Troisième enseignement : le rôle de la communication politique
Le cas argentin illustre l'importance de la communication politique dans la construction de la perception des politiques économiques. La diffusion intensive d'un graphique unique (l'inflation) contribue à façonner une lecture de la situation qui privilégie cet indicateur au détriment des autres.
Cette stratégie communicationnelle n'est pas spécifique à l'Argentine de Milei. Elle se retrouve dans de nombreux contextes où des gouvernements cherchent à légitimer des politiques dont les effets sont contestés. La vigilance critique, l'exigence de données complètes, la mise en perspective historique constituent des outils essentiels pour le débat démocratique.
Quatrième enseignement : la distribution des coûts et des bénéfices
L'analyse de la période actuelle confirme que les ajustements économiques ne sont jamais neutres dans leur distribution sociale. Certains acteurs gagnent (créanciers, exportateurs, secteur financier, détenteurs d'actifs en devises), d'autres perdent (salariés, chômeurs, usagers des services publics, PME du marché domestique).
Cette réalité pose une question politique fondamentale : qui décide de cette distribution ? Selon quels critères ? Avec quelle légitimité démocratique ? Ces questions dépassent le cadre technique de l'économie pour toucher au cœur du politique : la répartition du pouvoir et des ressources dans une société.
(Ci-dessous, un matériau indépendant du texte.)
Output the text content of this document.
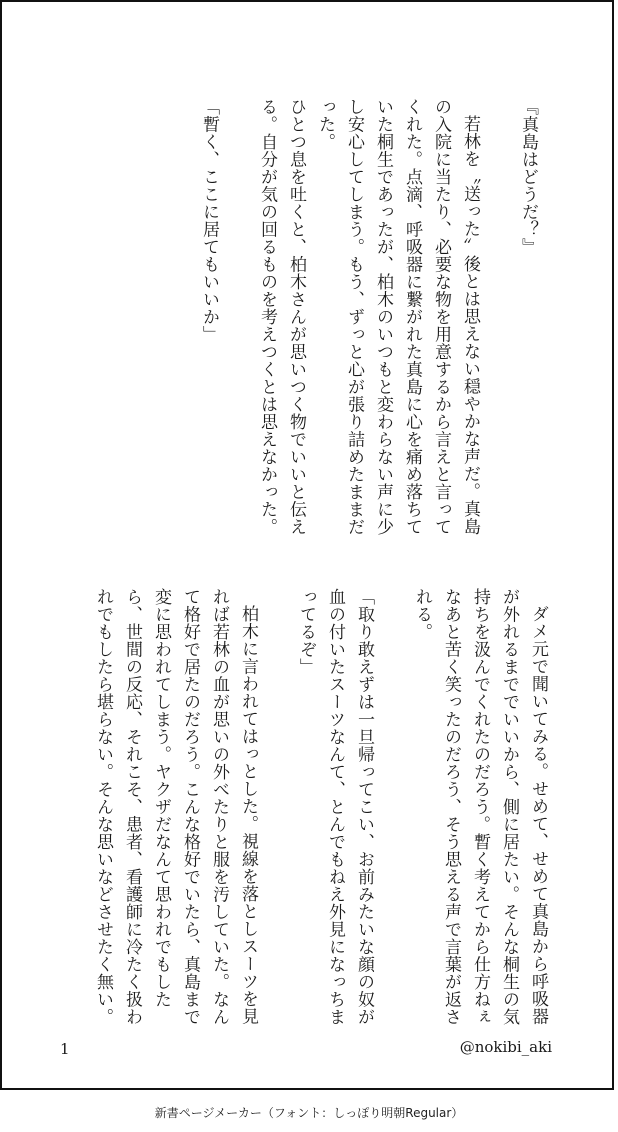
『真島はどうだ？』

若林を〝送った〟後とは思えない穏やかな声だ。真島の入院に当たり、必要な物を用意するから言えと言ってくれた。点滴、呼吸器に繋がれた真島に心を痛め落ちていた桐生であったが、柏木のいつもと変わらない声に少し安心してしまう。もう、ずっと心が張り詰めたままだった。

ひとつ息を吐くと、柏木さんが思いつく物でいいと伝える。自分が気の回るものを考えつくとは思えなかった。

「暫く、ここに居てもいいか」

ダメ元で聞いてみる。せめて、せめて真島から呼吸器が外れるまででいいから、側に居たい。そんな桐生の気持ちを汲んでくれたのだろう。暫く考えてから仕方ねぇなあと苦く笑ったのだろう、そう思える声で言葉が返される。

「取り敢えずは一旦帰ってこい、お前みたいな顔の奴が血の付いたスーツなんて、とんでもねえ外見になっちまってるぞ」

柏木に言われてはっとした。視線を落としスーツを見れば若林の血が思いの外べたりと服を汚していた。なんて格好で居たのだろう。こんな格好でいたら、真島まで変に思われてしまう。ヤクザだなんて思われでもしたら、世間の反応、それこそ、患者、看護師に冷たく扱われでもしたら堪らない。そんな思いなどさせたく無い。

1	@nokibi_aki
新書ページメーカー（フォント：しっぽり明朝Regular）
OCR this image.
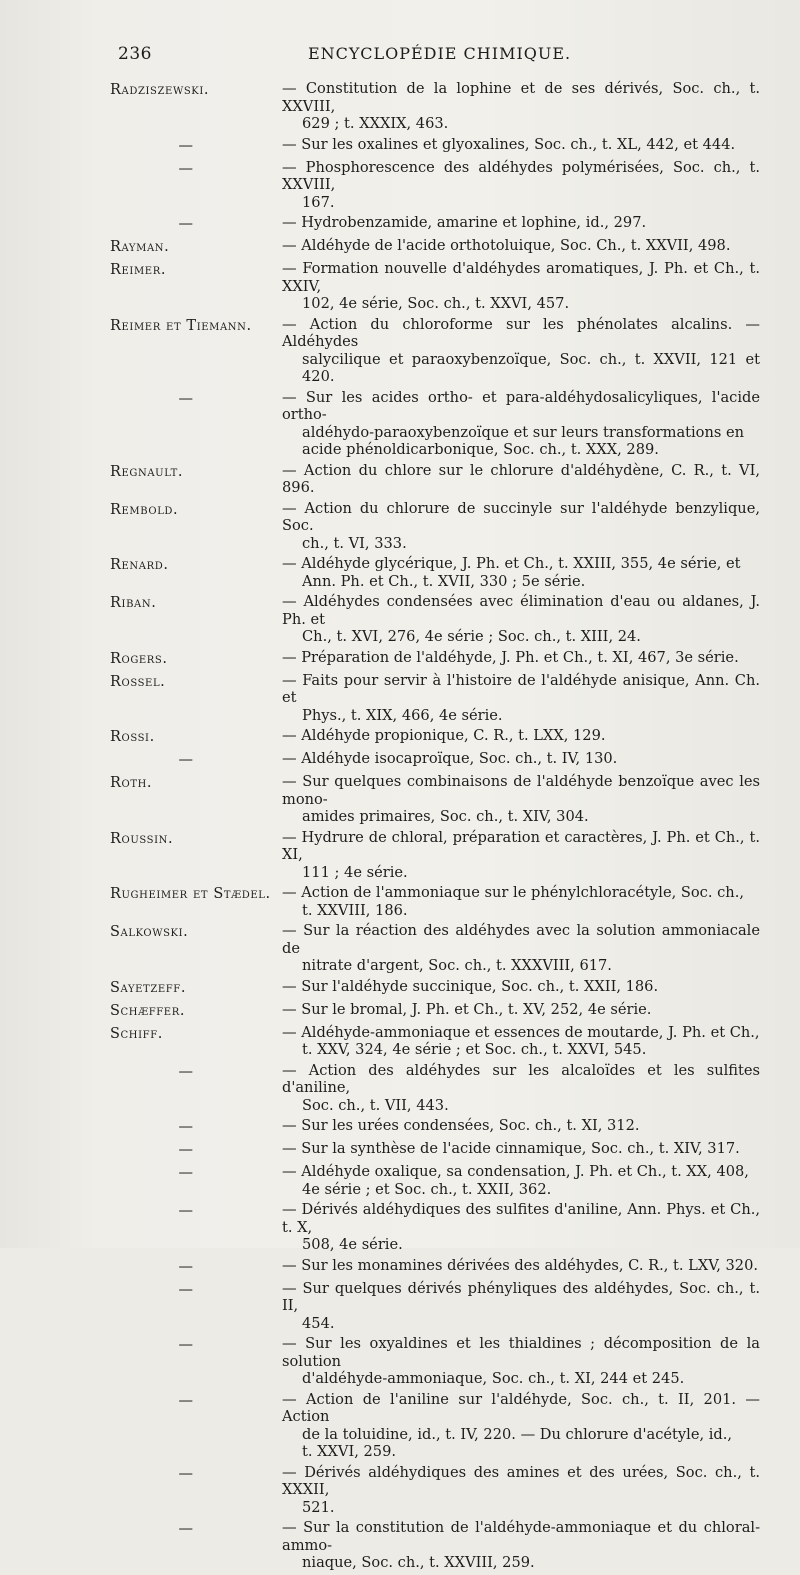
236	ENCYCLOPÉDIE CHIMIQUE.
Radziszewski.	— Constitution de la lophine et de ses dérivés, Soc. ch., t. XXVIII,
629 ; t. XXXIX, 463.
—	— Sur les oxalines et glyoxalines, Soc. ch., t. XL, 442, et 444.
—	— Phosphorescence des aldéhydes polymérisées, Soc. ch., t. XXVIII,
167.
—	— Hydrobenzamide, amarine et lophine, id., 297.
Rayman.	— Aldéhyde de l'acide orthotoluique, Soc. Ch., t. XXVII, 498.
Reimer.	— Formation nouvelle d'aldéhydes aromatiques, J. Ph. et Ch., t. XXIV,
102, 4e série, Soc. ch., t. XXVI, 457.
Reimer et Tiemann.	— Action du chloroforme sur les phénolates alcalins. — Aldéhydes
salycilique et paraoxybenzoïque, Soc. ch., t. XXVII, 121 et 420.
—	— Sur les acides ortho- et para-aldéhydosalicyliques, l'acide ortho-
aldéhydo-paraoxybenzoïque et sur leurs transformations en
acide phénoldicarbonique, Soc. ch., t. XXX, 289.
Regnault.	— Action du chlore sur le chlorure d'aldéhydène, C. R., t. VI, 896.
Rembold.	— Action du chlorure de succinyle sur l'aldéhyde benzylique, Soc.
ch., t. VI, 333.
Renard.	— Aldéhyde glycérique, J. Ph. et Ch., t. XXIII, 355, 4e série, et
Ann. Ph. et Ch., t. XVII, 330 ; 5e série.
Riban.	— Aldéhydes condensées avec élimination d'eau ou aldanes, J. Ph. et
Ch., t. XVI, 276, 4e série ; Soc. ch., t. XIII, 24.
Rogers.	— Préparation de l'aldéhyde, J. Ph. et Ch., t. XI, 467, 3e série.
Rossel.	— Faits pour servir à l'histoire de l'aldéhyde anisique, Ann. Ch. et
Phys., t. XIX, 466, 4e série.
Rossi.	— Aldéhyde propionique, C. R., t. LXX, 129.
—	— Aldéhyde isocaproïque, Soc. ch., t. IV, 130.
Roth.	— Sur quelques combinaisons de l'aldéhyde benzoïque avec les mono-
amides primaires, Soc. ch., t. XIV, 304.
Roussin.	— Hydrure de chloral, préparation et caractères, J. Ph. et Ch., t. XI,
111 ; 4e série.
Rugheimer et Stædel. — Action de l'ammoniaque sur le phénylchloracétyle, Soc. ch.,
t. XXVIII, 186.
Salkowski.	— Sur la réaction des aldéhydes avec la solution ammoniacale de
nitrate d'argent, Soc. ch., t. XXXVIII, 617.
Sayetzeff.	— Sur l'aldéhyde succinique, Soc. ch., t. XXII, 186.
Schæffer.	— Sur le bromal, J. Ph. et Ch., t. XV, 252, 4e série.
Schiff.	— Aldéhyde-ammoniaque et essences de moutarde, J. Ph. et Ch.,
t. XXV, 324, 4e série ; et Soc. ch., t. XXVI, 545.
—	— Action des aldéhydes sur les alcaloïdes et les sulfites d'aniline,
Soc. ch., t. VII, 443.
—	— Sur les urées condensées, Soc. ch., t. XI, 312.
—	— Sur la synthèse de l'acide cinnamique, Soc. ch., t. XIV, 317.
—	— Aldéhyde oxalique, sa condensation, J. Ph. et Ch., t. XX, 408,
4e série ; et Soc. ch., t. XXII, 362.
—	— Dérivés aldéhydiques des sulfites d'aniline, Ann. Phys. et Ch., t. X,
508, 4e série.
—	— Sur les monamines dérivées des aldéhydes, C. R., t. LXV, 320.
—	— Sur quelques dérivés phényliques des aldéhydes, Soc. ch., t. II,
454.
—	— Sur les oxyaldines et les thialdines ; décomposition de la solution
d'aldéhyde-ammoniaque, Soc. ch., t. XI, 244 et 245.
—	— Action de l'aniline sur l'aldéhyde, Soc. ch., t. II, 201. — Action
de la toluidine, id., t. IV, 220. — Du chlorure d'acétyle, id.,
t. XXVI, 259.
—	— Dérivés aldéhydiques des amines et des urées, Soc. ch., t. XXXII,
521.
—	— Sur la constitution de l'aldéhyde-ammoniaque et du chloral-ammo-
niaque, Soc. ch., t. XXVIII, 259.
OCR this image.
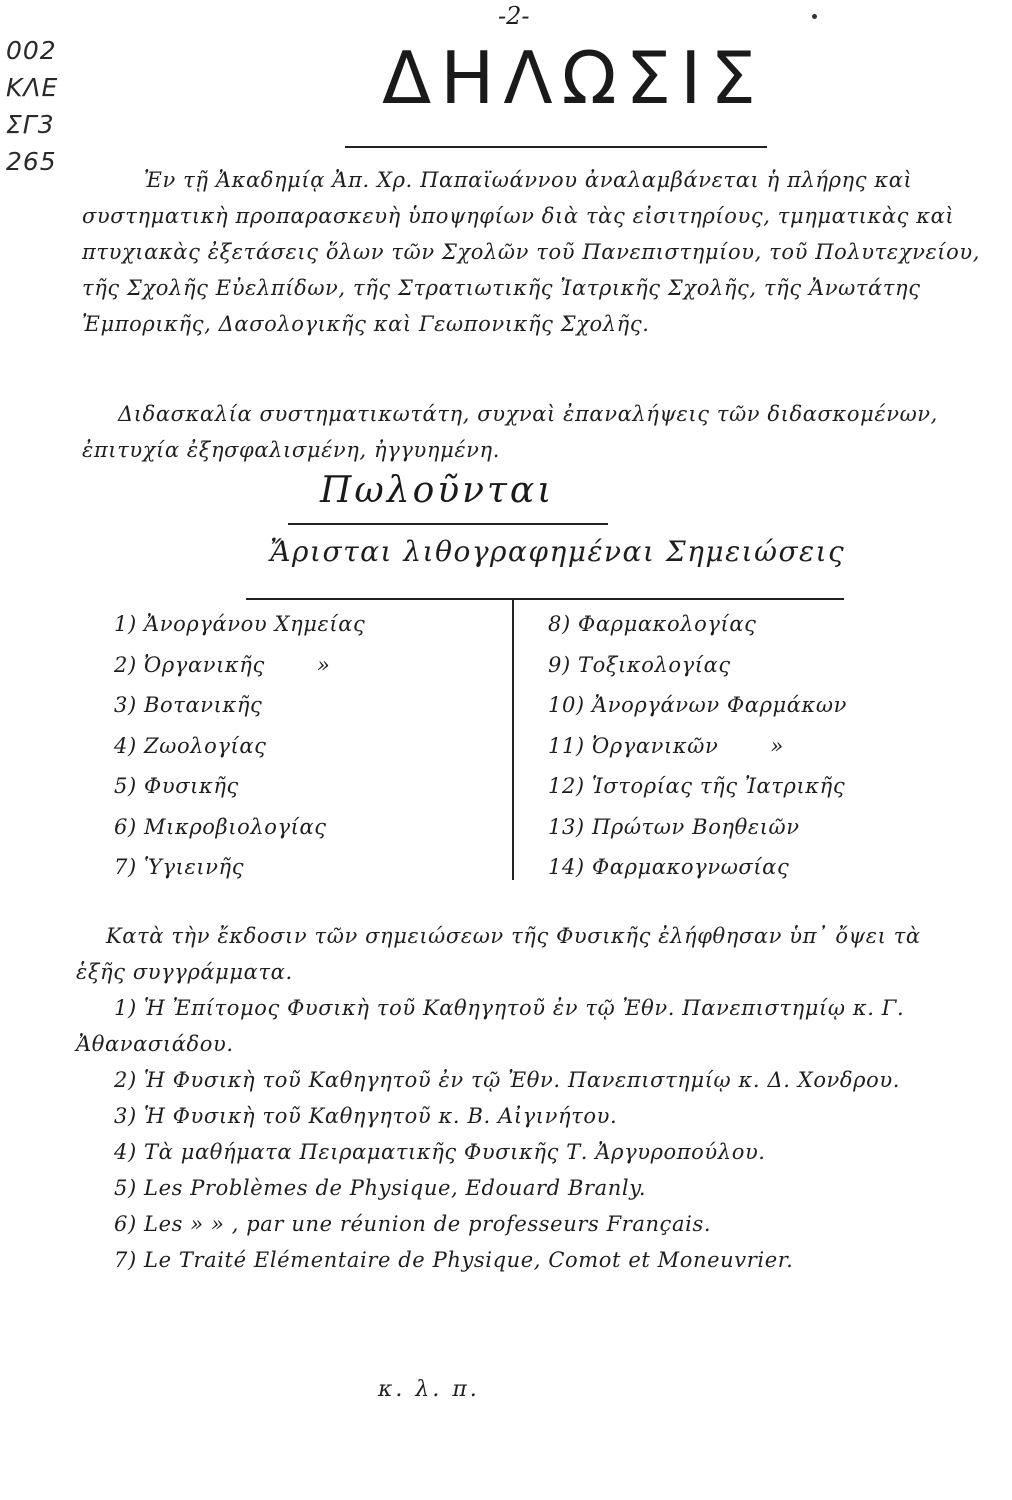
-2-
002
ΚΛΕ
ΣΓ3
265
ΔΗΛΩΣΙΣ

Ἐν τῇ Ἀκαδημίᾳ Ἀπ. Χρ. Παπαϊωάννου ἀναλαμβάνεται ἡ πλήρης καὶ συστηματικὴ προπαρασκευὴ ὑποψηφίων διὰ τὰς εἰσιτηρίους, τμηματικὰς καὶ πτυχιακὰς ἐξετάσεις ὅλων τῶν Σχολῶν τοῦ Πανεπιστημίου, τοῦ Πολυτεχνείου, τῆς Σχολῆς Εὐελπίδων, τῆς Στρατιωτικῆς Ἰατρικῆς Σχολῆς, τῆς Ἀνωτάτης Ἐμπορικῆς, Δασολογικῆς καὶ Γεωπονικῆς Σχολῆς.

Διδασκαλία συστηματικωτάτη, συχναὶ ἐπαναλήψεις τῶν διδασκομένων, ἐπιτυχία ἐξησφαλισμένη, ἠγγυημένη.

Πωλοῦνται
Ἄρισται λιθογραφημέναι Σημειώσεις
1) Ἀνοργάνου Χημείας
2) Ὀργανικῆς »
3) Βοτανικῆς
4) Ζωολογίας
5) Φυσικῆς
6) Μικροβιολογίας
7) Ὑγιεινῆς
8) Φαρμακολογίας
9) Τοξικολογίας
10) Ἀνοργάνων Φαρμάκων
11) Ὀργανικῶν »
12) Ἱστορίας τῆς Ἰατρικῆς
13) Πρώτων Βοηθειῶν
14) Φαρμακογνωσίας

Κατὰ τὴν ἔκδοσιν τῶν σημειώσεων τῆς Φυσικῆς ἐλήφθησαν ὑπ᾽ ὄψει τὰ ἑξῆς συγγράμματα.

1) Ἡ Ἐπίτομος Φυσικὴ τοῦ Καθηγητοῦ ἐν τῷ Ἐθν. Πανεπιστημίῳ κ. Γ. Ἀθανασιάδου.
2) Ἡ Φυσικὴ τοῦ Καθηγητοῦ ἐν τῷ Ἐθν. Πανεπιστημίῳ κ. Δ. Χονδρου.
3) Ἡ Φυσικὴ τοῦ Καθηγητοῦ κ. Β. Αἰγινήτου.
4) Τὰ μαθήματα Πειραματικῆς Φυσικῆς Τ. Ἀργυροπούλου.
5) Les Problèmes de Physique, Edouard Branly.
6) Les » » , par une réunion de professeurs Français.
7) Le Traité Elémentaire de Physique, Comot et Moneuvrier.
κ. λ. π.
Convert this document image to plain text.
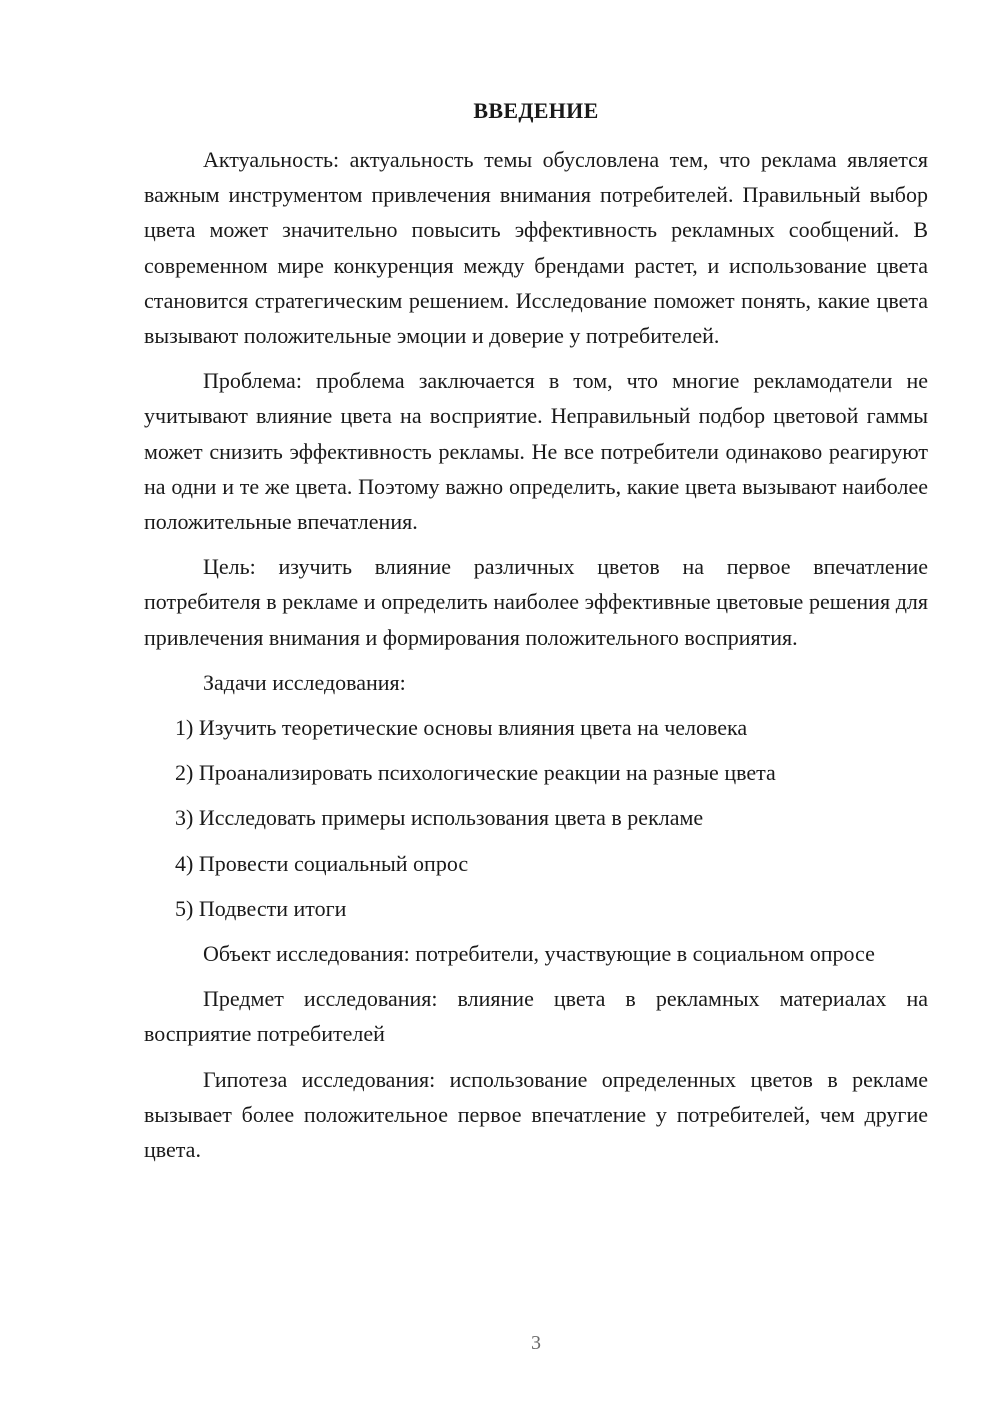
ВВЕДЕНИЕ

Актуальность: актуальность темы обусловлена тем, что реклама является важным инструментом привлечения внимания потребителей. Правильный выбор цвета может значительно повысить эффективность рекламных сообщений. В современном мире конкуренция между брендами растет, и использование цвета становится стратегическим решением. Исследование поможет понять, какие цвета вызывают положительные эмоции и доверие у потребителей.

Проблема: проблема заключается в том, что многие рекламодатели не учитывают влияние цвета на восприятие. Неправильный подбор цветовой гаммы может снизить эффективность рекламы. Не все потребители одинаково реагируют на одни и те же цвета. Поэтому важно определить, какие цвета вызывают наиболее положительные впечатления.

Цель: изучить влияние различных цветов на первое впечатление потребителя в рекламе и определить наиболее эффективные цветовые решения для привлечения внимания и формирования положительного восприятия.

Задачи исследования:

1) Изучить теоретические основы влияния цвета на человека

2) Проанализировать психологические реакции на разные цвета

3) Исследовать примеры использования цвета в рекламе

4) Провести социальный опрос

5) Подвести итоги

Объект исследования: потребители, участвующие в социальном опросе

Предмет исследования: влияние цвета в рекламных материалах на восприятие потребителей

Гипотеза исследования: использование определенных цветов в рекламе вызывает более положительное первое впечатление у потребителей, чем другие цвета.

3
Cinquième enseignement : les limites de l'analogie historique
Si l'histoire éclaire le présent, elle ne le détermine pas mécaniquement. L'Argentine de 2025 n'est pas condamnée à reproduire l'effondrement de 2001. Des bifurcations restent possibles : modération des politiques d'austérité, investissements publics ciblés, politiques de soutien aux revenus, réorientation vers un modèle plus équilibré.
La question est de savoir si la volonté politique et les conditions objectives (marges budgétaires, rapport de forces social, contexte international) permettront ces bifurcations, ou si la trajectoire actuelle se poursuivra jusqu'à ses conséquences prévisibles.
L'Argentine de 2025 ne constitue pas simplement un cas national sans portée générale. C'est un laboratoire où se testent, en conditions réelles et à une échelle significative, des orientations de politique économique qui font débat dans de nombreux pays. Les résultats de cette expérience, qu'ils soient interprétés comme un succès ou comme un échec, fourniront des enseignements utiles pour les débats à venir sur les choix économiques et sociaux dans un monde confronté à de multiples crises.
L'exigence d'une analyse rigoureuse, documentée, multidimensionnelle, attentive à la fois aux données macroéconomiques et aux transformations du quotidien, consciente des enjeux de distribution sociale et informée par la perspective historique, demeure plus que jamais nécessaire. C'est à cette condition que le débat démocratique sur les politiques économiques peut se déployer de manière éclairée, au-delà des simplifications réductrices et des instrumentalisations partisanes.